Sécurité : les règles essentielles

Les grandes marées ont tué des personnes imprudentes. Chaque année, des accidents surviennent sur la Côte d’Émeraude. Les règles de sécurité ne sont pas optionnelles.

Les remparts de Saint-Malo pendant une grande marée spectaculaire

Ne jamais tourner le dos à la mer lors d’une grande marée. Une vague peut arriver sans prévenir depuis un rocher qui semblait sûr.

Vérifier les horaires de marée avant toute sortie sur l’estran. L’accès au Grand Bé et au Fort National se ferme très rapidement lors de la marée montante — compter 30 minutes maximum après le début de la montée.
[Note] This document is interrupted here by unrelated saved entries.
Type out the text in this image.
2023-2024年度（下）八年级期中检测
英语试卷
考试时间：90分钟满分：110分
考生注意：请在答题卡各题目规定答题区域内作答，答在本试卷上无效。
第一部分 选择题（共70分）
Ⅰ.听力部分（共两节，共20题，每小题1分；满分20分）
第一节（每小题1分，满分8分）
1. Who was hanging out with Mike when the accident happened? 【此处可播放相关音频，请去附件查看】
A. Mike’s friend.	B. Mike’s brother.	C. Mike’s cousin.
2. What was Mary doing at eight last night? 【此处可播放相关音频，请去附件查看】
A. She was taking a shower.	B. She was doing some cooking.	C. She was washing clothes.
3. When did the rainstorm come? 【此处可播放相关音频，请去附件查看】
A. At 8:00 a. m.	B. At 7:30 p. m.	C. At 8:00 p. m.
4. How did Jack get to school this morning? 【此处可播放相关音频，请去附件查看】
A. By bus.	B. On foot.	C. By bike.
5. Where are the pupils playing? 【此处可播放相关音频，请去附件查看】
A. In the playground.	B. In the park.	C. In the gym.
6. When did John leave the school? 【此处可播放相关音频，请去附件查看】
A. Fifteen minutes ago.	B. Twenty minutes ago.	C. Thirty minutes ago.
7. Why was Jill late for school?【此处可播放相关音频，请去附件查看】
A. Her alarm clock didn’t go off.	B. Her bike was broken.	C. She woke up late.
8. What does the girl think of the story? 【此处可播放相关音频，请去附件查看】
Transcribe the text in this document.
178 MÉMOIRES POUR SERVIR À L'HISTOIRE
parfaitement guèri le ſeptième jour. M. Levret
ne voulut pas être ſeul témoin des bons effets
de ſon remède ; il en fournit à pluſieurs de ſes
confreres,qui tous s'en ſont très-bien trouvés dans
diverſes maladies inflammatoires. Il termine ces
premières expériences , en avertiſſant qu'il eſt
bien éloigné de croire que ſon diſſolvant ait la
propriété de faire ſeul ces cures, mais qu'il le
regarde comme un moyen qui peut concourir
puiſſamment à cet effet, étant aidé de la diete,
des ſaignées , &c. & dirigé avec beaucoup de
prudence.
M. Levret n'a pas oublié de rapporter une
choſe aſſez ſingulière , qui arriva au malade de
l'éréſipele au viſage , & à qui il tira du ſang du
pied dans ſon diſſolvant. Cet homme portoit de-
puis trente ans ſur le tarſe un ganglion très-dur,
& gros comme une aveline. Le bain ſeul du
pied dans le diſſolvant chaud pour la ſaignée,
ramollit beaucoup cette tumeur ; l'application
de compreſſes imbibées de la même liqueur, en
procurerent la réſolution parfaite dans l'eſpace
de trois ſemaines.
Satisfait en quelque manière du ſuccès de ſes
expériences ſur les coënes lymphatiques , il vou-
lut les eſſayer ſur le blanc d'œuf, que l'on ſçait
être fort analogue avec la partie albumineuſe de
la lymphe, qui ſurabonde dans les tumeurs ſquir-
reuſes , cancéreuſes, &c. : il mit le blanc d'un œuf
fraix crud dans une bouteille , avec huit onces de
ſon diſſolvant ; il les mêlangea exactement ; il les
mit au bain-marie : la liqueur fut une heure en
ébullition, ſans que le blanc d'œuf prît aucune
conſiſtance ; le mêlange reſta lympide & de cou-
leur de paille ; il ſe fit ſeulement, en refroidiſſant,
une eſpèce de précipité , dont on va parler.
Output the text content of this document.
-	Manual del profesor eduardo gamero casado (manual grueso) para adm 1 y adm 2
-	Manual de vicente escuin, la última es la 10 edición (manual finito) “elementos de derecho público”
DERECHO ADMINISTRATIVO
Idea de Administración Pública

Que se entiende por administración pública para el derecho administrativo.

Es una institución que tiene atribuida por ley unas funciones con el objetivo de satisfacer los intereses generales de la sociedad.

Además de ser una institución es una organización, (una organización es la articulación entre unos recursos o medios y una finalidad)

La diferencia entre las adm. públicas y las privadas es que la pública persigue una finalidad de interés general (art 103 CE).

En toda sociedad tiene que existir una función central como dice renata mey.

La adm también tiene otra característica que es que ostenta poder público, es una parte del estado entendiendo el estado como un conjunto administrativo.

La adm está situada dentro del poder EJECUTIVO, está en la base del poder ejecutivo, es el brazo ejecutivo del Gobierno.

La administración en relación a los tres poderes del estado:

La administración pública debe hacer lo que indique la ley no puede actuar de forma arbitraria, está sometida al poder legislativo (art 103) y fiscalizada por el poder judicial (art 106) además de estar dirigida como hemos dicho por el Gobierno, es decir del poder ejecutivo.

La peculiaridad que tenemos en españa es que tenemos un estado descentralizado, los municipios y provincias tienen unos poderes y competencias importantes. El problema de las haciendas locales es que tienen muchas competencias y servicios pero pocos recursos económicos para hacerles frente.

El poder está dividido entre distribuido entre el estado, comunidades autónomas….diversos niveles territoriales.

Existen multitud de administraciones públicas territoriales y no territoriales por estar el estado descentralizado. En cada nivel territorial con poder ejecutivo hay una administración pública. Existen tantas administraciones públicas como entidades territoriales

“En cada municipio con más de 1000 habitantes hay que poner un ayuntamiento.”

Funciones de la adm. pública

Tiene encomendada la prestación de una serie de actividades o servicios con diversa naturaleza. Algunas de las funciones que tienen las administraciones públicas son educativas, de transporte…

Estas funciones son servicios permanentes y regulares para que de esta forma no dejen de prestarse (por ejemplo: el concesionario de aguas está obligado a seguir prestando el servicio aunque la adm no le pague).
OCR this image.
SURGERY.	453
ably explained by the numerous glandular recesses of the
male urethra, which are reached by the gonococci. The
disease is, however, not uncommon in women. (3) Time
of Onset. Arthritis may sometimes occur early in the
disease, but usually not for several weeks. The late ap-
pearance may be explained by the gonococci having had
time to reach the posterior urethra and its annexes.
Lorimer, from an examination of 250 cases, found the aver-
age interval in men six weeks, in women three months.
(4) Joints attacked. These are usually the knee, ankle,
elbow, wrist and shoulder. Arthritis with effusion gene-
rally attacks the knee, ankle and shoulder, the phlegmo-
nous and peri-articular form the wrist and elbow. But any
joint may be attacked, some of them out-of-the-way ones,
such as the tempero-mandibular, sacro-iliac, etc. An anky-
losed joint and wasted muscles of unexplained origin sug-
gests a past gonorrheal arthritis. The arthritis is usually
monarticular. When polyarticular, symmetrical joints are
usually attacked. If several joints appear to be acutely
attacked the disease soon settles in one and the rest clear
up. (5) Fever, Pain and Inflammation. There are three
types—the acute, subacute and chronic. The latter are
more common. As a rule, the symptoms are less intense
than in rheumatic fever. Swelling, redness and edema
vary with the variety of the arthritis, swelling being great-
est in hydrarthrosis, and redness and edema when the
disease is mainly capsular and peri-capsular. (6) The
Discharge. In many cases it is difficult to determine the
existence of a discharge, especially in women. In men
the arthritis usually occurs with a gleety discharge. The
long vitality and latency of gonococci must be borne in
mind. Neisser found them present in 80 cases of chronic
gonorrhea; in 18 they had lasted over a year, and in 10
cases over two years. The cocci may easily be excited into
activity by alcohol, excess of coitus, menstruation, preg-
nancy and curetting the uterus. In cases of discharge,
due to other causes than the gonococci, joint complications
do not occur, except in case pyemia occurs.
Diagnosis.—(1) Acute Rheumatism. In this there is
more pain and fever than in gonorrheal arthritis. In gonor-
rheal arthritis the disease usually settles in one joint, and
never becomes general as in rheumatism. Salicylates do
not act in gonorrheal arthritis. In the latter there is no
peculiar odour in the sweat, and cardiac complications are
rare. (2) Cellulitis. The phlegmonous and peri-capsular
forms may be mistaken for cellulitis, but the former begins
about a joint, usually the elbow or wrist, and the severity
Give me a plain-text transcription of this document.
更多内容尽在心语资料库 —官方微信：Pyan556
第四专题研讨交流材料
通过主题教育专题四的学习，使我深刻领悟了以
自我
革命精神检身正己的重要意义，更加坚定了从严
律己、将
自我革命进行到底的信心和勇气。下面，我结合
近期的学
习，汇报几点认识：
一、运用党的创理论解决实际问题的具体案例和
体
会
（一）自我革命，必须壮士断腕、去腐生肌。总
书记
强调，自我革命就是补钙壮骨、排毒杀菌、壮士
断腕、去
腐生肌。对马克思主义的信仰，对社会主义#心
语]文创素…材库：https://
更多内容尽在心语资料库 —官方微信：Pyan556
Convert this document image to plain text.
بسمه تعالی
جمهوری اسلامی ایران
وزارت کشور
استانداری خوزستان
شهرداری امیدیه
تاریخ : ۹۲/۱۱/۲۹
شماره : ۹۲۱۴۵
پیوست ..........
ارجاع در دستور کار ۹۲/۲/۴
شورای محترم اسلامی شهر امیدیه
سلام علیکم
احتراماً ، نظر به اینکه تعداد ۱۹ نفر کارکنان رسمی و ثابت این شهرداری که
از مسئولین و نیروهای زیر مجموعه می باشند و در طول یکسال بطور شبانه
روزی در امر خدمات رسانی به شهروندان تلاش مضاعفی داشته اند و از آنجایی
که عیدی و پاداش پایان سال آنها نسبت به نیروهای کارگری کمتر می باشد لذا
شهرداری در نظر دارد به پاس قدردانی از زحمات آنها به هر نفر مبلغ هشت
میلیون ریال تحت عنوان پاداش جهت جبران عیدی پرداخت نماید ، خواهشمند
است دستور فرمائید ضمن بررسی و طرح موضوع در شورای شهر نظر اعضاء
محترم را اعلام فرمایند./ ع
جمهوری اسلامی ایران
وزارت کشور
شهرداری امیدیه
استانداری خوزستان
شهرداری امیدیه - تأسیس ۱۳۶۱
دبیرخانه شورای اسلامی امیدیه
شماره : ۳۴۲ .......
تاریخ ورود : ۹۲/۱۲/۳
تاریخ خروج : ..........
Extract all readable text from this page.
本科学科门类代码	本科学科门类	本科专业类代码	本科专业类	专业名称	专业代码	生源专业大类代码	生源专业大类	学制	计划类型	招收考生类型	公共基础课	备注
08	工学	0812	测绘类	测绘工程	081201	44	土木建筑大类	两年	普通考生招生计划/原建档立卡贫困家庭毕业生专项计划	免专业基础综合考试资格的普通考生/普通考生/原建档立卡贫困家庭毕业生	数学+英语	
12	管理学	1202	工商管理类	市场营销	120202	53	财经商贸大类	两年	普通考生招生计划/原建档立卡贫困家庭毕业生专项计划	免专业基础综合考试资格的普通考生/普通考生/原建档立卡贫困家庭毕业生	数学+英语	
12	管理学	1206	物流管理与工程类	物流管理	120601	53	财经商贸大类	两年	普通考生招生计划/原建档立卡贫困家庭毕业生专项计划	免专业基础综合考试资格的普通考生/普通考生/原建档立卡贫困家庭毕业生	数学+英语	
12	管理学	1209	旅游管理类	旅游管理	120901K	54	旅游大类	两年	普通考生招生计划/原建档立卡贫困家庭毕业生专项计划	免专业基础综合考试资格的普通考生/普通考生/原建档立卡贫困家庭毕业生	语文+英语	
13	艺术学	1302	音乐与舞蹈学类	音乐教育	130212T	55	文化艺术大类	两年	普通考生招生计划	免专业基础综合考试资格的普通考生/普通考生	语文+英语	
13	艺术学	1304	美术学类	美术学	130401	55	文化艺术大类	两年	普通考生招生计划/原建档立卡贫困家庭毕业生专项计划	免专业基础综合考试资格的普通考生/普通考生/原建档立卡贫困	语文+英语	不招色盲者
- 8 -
Éviter les zones basses et les passages lors des coefficients 100+. La plage du Bon-Secours, les abords du Grand Bé et les rochers entre le Fort National et les remparts sont dangereux.

Ne pas sous-estimer les courants. Dans les passes entre les rochers, les courants de marée peuvent renverser un adulte lors des vives-eaux.

La pêche à pied lors des grandes marées

À marée basse lors des coefficients 95+, l’estran de Saint-Malo révèle des kilomètres de rochers et de sable. Les amateurs de pêche à pied y récoltent bigorneaux, coques, moules, palourdes, couteaux et parfois des crabes.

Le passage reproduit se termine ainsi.